GPU Boost is the other big contributor to the success of Kepler as it enables the GPU to perform optimally for EACH game and allows the GPU clock to scale accordingly. In my testing the feature works — and works rather well — and yet still is flexible enough to allow gamers to overclock their new graphics cards with some easy to manipulate software. Yes, there are going to be some slight variances in performance for the same card in different environments as well as variances from card to card. However, until I am proven wrong I don’t believe that it will be a dramatic difference that will plague consumers.

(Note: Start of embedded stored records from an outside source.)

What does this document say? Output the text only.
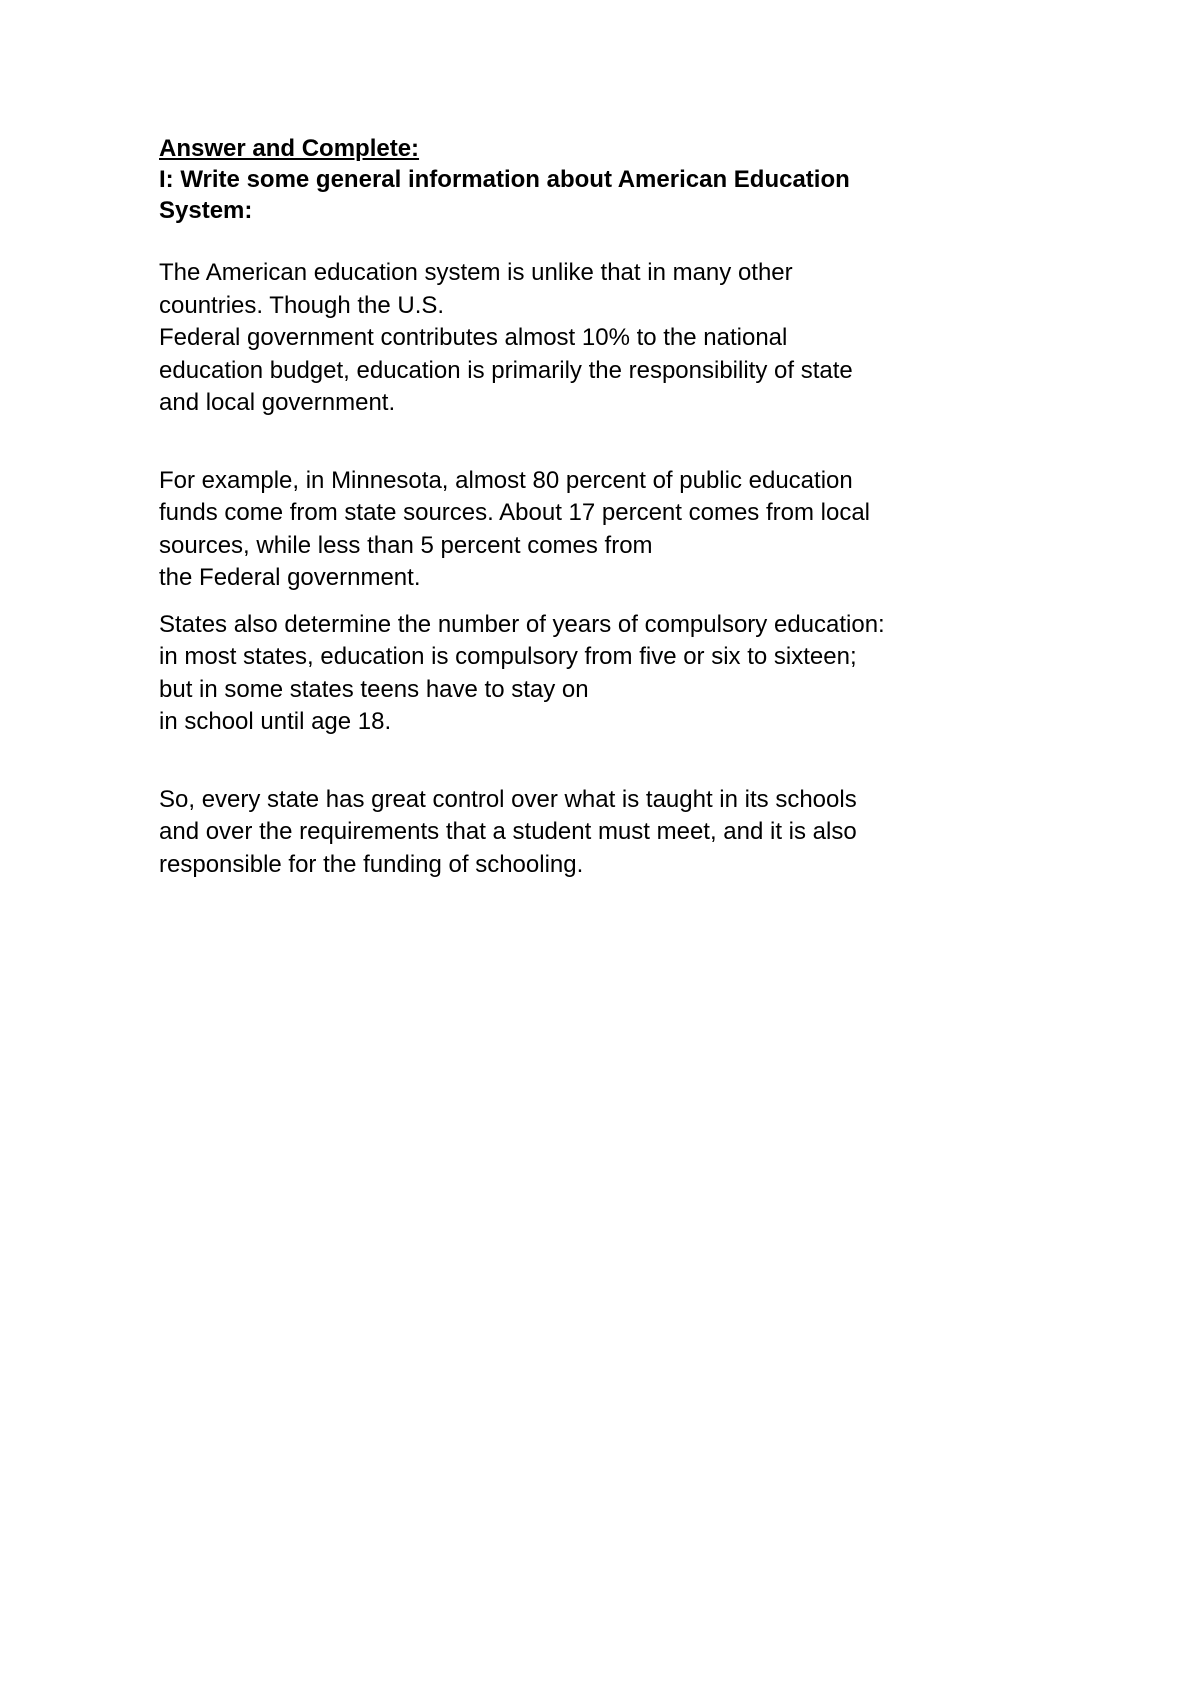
Answer and Complete:

I: Write some general information about American Education
System:

The American education system is unlike that in many other
countries. Though the U.S.
Federal government contributes almost 10% to the national
education budget, education is primarily the responsibility of state
and local government.

For example, in Minnesota, almost 80 percent of public education
funds come from state sources. About 17 percent comes from local
sources, while less than 5 percent comes from
the Federal government.

States also determine the number of years of compulsory education:
in most states, education is compulsory from five or six to sixteen;
but in some states teens have to stay on
in school until age 18.

So, every state has great control over what is taught in its schools
and over the requirements that a student must meet, and it is also
responsible for the funding of schooling.
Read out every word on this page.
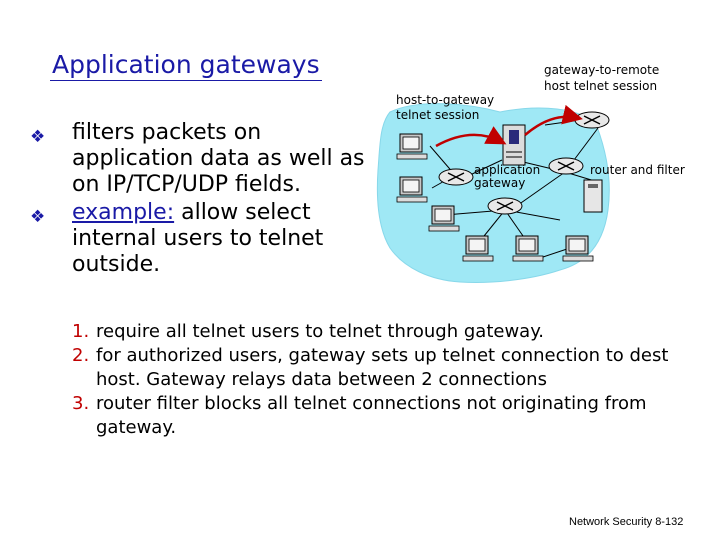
Application gateways
❖ filters packets on application data as well as on IP/TCP/UDP fields.
❖ example: allow select internal users to telnet outside.
host-to-gateway
telnet session
gateway-to-remote
host telnet session
application
gateway
router and filter
1. require all telnet users to telnet through gateway.
2. for authorized users, gateway sets up telnet connection to dest host. Gateway relays data between 2 connections
3. router filter blocks all telnet connections not originating from gateway.
Network Security 8-132
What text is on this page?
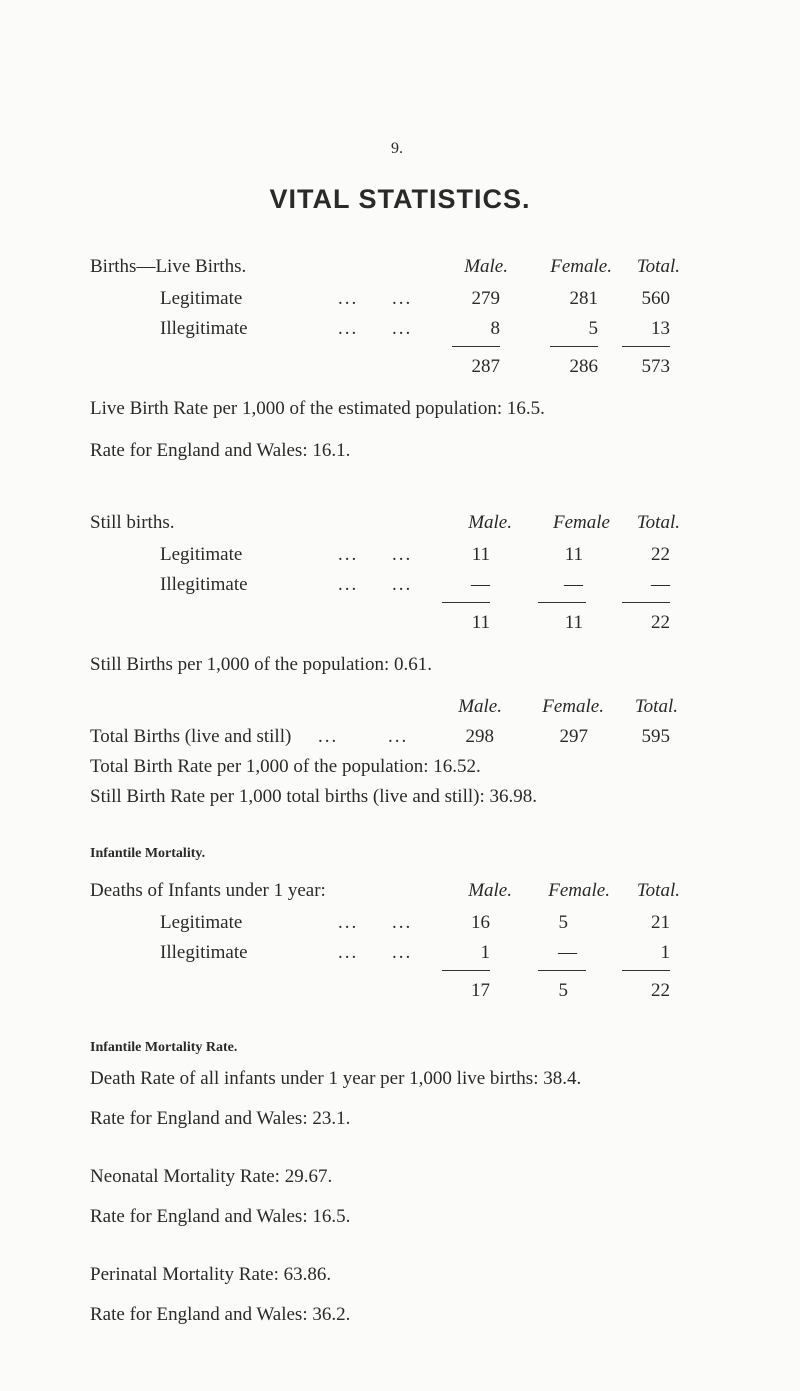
9.
VITAL STATISTICS.
Births—Live Births.	Male.	Female.	Total.
Legitimate	... ...	279	281	560
Illegitimate	... ...	8	5	13
287	286	573
Live Birth Rate per 1,000 of the estimated population: 16.5.
Rate for England and Wales: 16.1.
Still births.	Male.	Female	Total.
Legitimate	... ...	11	11	22
Illegitimate	... ...	—	—	—
11	11	22
Still Births per 1,000 of the population: 0.61.
Male.	Female.	Total.
Total Births (live and still) ...	...	298	297	595
Total Birth Rate per 1,000 of the population: 16.52.
Still Birth Rate per 1,000 total births (live and still): 36.98.
Infantile Mortality.
Deaths of Infants under 1 year:	Male.	Female.	Total.
Legitimate	... ...	16	5	21
Illegitimate	... ...	1	—	1
17	5	22
Infantile Mortality Rate.
Death Rate of all infants under 1 year per 1,000 live births: 38.4.
Rate for England and Wales: 23.1.
Neonatal Mortality Rate: 29.67.
Rate for England and Wales: 16.5.
Perinatal Mortality Rate: 63.86.
Rate for England and Wales: 36.2.
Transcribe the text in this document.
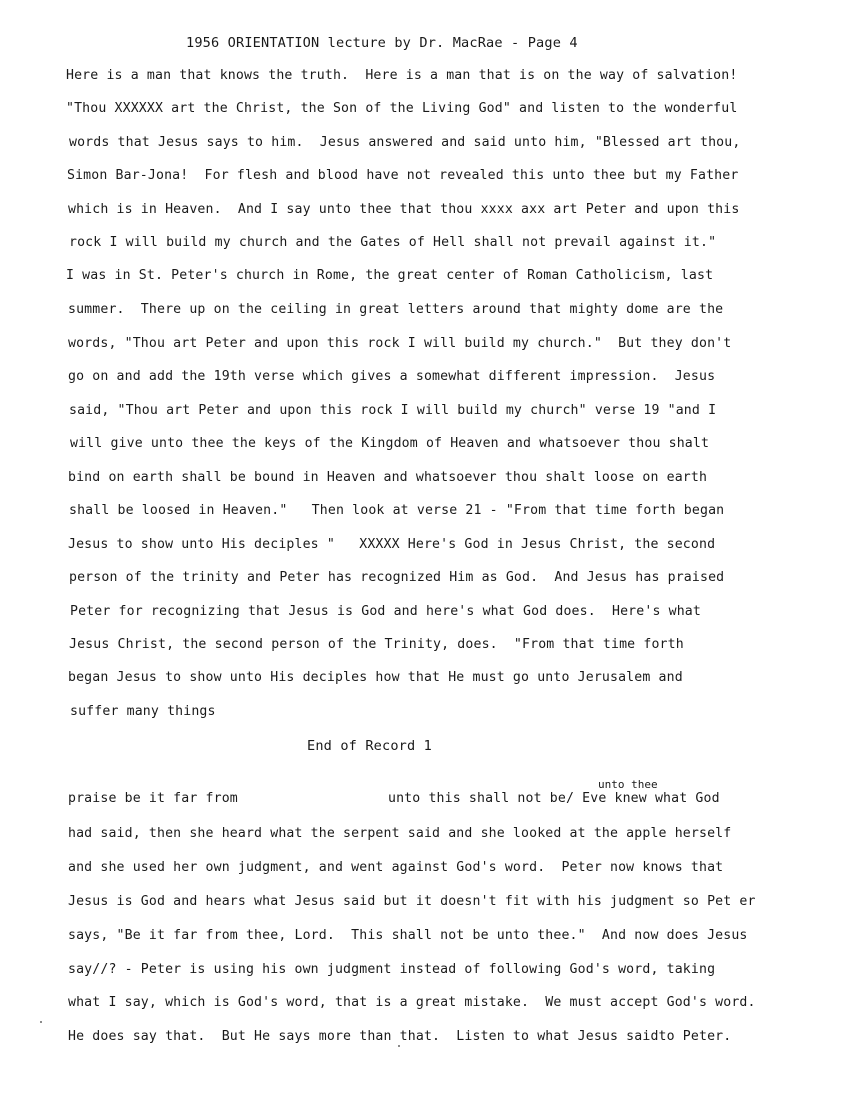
1956 ORIENTATION lecture by Dr. MacRae - Page 4
Here is a man that knows the truth.  Here is a man that is on the way of salvation!
"Thou XXXXXX art the Christ, the Son of the Living God" and listen to the wonderful
words that Jesus says to him.  Jesus answered and said unto him, "Blessed art thou,
Simon Bar-Jona!  For flesh and blood have not revealed this unto thee but my Father
which is in Heaven.  And I say unto thee that thou xxxx axx art Peter and upon this
rock I will build my church and the Gates of Hell shall not prevail against it."
I was in St. Peter's church in Rome, the great center of Roman Catholicism, last
summer.  There up on the ceiling in great letters around that mighty dome are the
words, "Thou art Peter and upon this rock I will build my church."  But they don't
go on and add the 19th verse which gives a somewhat different impression.  Jesus
said, "Thou art Peter and upon this rock I will build my church" verse 19 "and I
will give unto thee the keys of the Kingdom of Heaven and whatsoever thou shalt
bind on earth shall be bound in Heaven and whatsoever thou shalt loose on earth
shall be loosed in Heaven."   Then look at verse 21 - "From that time forth began
Jesus to show unto His deciples "   XXXXX Here's God in Jesus Christ, the second
person of the trinity and Peter has recognized Him as God.  And Jesus has praised
Peter for recognizing that Jesus is God and here's what God does.  Here's what
Jesus Christ, the second person of the Trinity, does.  "From that time forth
began Jesus to show unto His deciples how that He must go unto Jerusalem and
suffer many things
End of Record 1
praise be it far from	unto this shall not be/ Eve knew what God
unto thee
had said, then she heard what the serpent said and she looked at the apple herself
and she used her own judgment, and went against God's word.  Peter now knows that
Jesus is God and hears what Jesus said but it doesn't fit with his judgment so Pet er
says, "Be it far from thee, Lord.  This shall not be unto thee."  And now does Jesus
say//? - Peter is using his own judgment instead of following God's word, taking
what I say, which is God's word, that is a great mistake.  We must accept God's word.
He does say that.  But He says more than that.  Listen to what Jesus saidto Peter.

I am a big fan of both the new Adaptive VSync and Frame Rate Target options as well, because they give users the ability and added flexibility that we haven’t seen before. The eternal debate of vsync on versus vsync off hasn’t been put completely to rest, but with the capability to smoothly scale under 60 FPS now an option on the GTX 680 I can see enabling that more and more in my own gaming. Frame rate targeting allows gamers that are on older or less strenuous games to slow down the GPU and decrease power consumption rather than wasting both to unneeded frames.
Pricing and Availability
The GeForce GTX 680 2GB Card is available immediately (and was actually for sale last night if you were quick enough) and should have a decent enough stock for the initial surge of buyers. If not, and we start to see sell outs, I am told that NVIDIA plans on having an even larger shipment available in the first week of April.
- NVIDIA GeForce GTX 680 2GB – $499
- AMD Radeon HD 7970 3GB – $549
- AMD Radeon HD 7950 3GB – $449
- NVIDIA GeForce GTX 580 1.5GB – $409
As the prices sit today, the GTX 680 is not only the best performing single-GPU card on the market(and the most power efficient), but it is also a better value than the AMD Radeon HD 7970 3GB and likely even the HD 7950 3GB when you consider the performance delta between the cards. NVIDIA could have sold this card for $599 and while we would have complained, the performance and market variables would have allowed it. Instead, NVIDIA took a more consumer-friendly route and tried to price it closer to what we had expected months ago.
I think it goes without saying that the new GeForce GTX 680 2GB graphics card from NVIDIA really has impressed me in my short time with it. The performance of the new Kepler GPU is astounding as it was able to best the Radeon HD 7970 in the large majority or our tests and really only lost to it in one — Metro 2033. While some users might stress over the variability that it introduces, I think the GPU Boost technology is innovative and really helps the GPU stand up above the HD 7970 3GB in overall performance. Added bonuses like Adaptive VSync and Frame Rate Targeting add to the differentiation of the GTX 680 and the long-awaited ability to run NVIDIA Surround gaming configurations on a single GPU really completes the story.
The AMD Radeon HD 7000-series still has some advantages including 6 display support, a larger frame buffer on the HD 7970 and HD 7950 cards (along with a wider memory bus) and some pretty impressive overclocking headroom. The GTX 680 is likely my new favorite high end enthusiast graphics card, but it wasn’t enough to simply cement itself as the only player. Competition is good, and competition is back.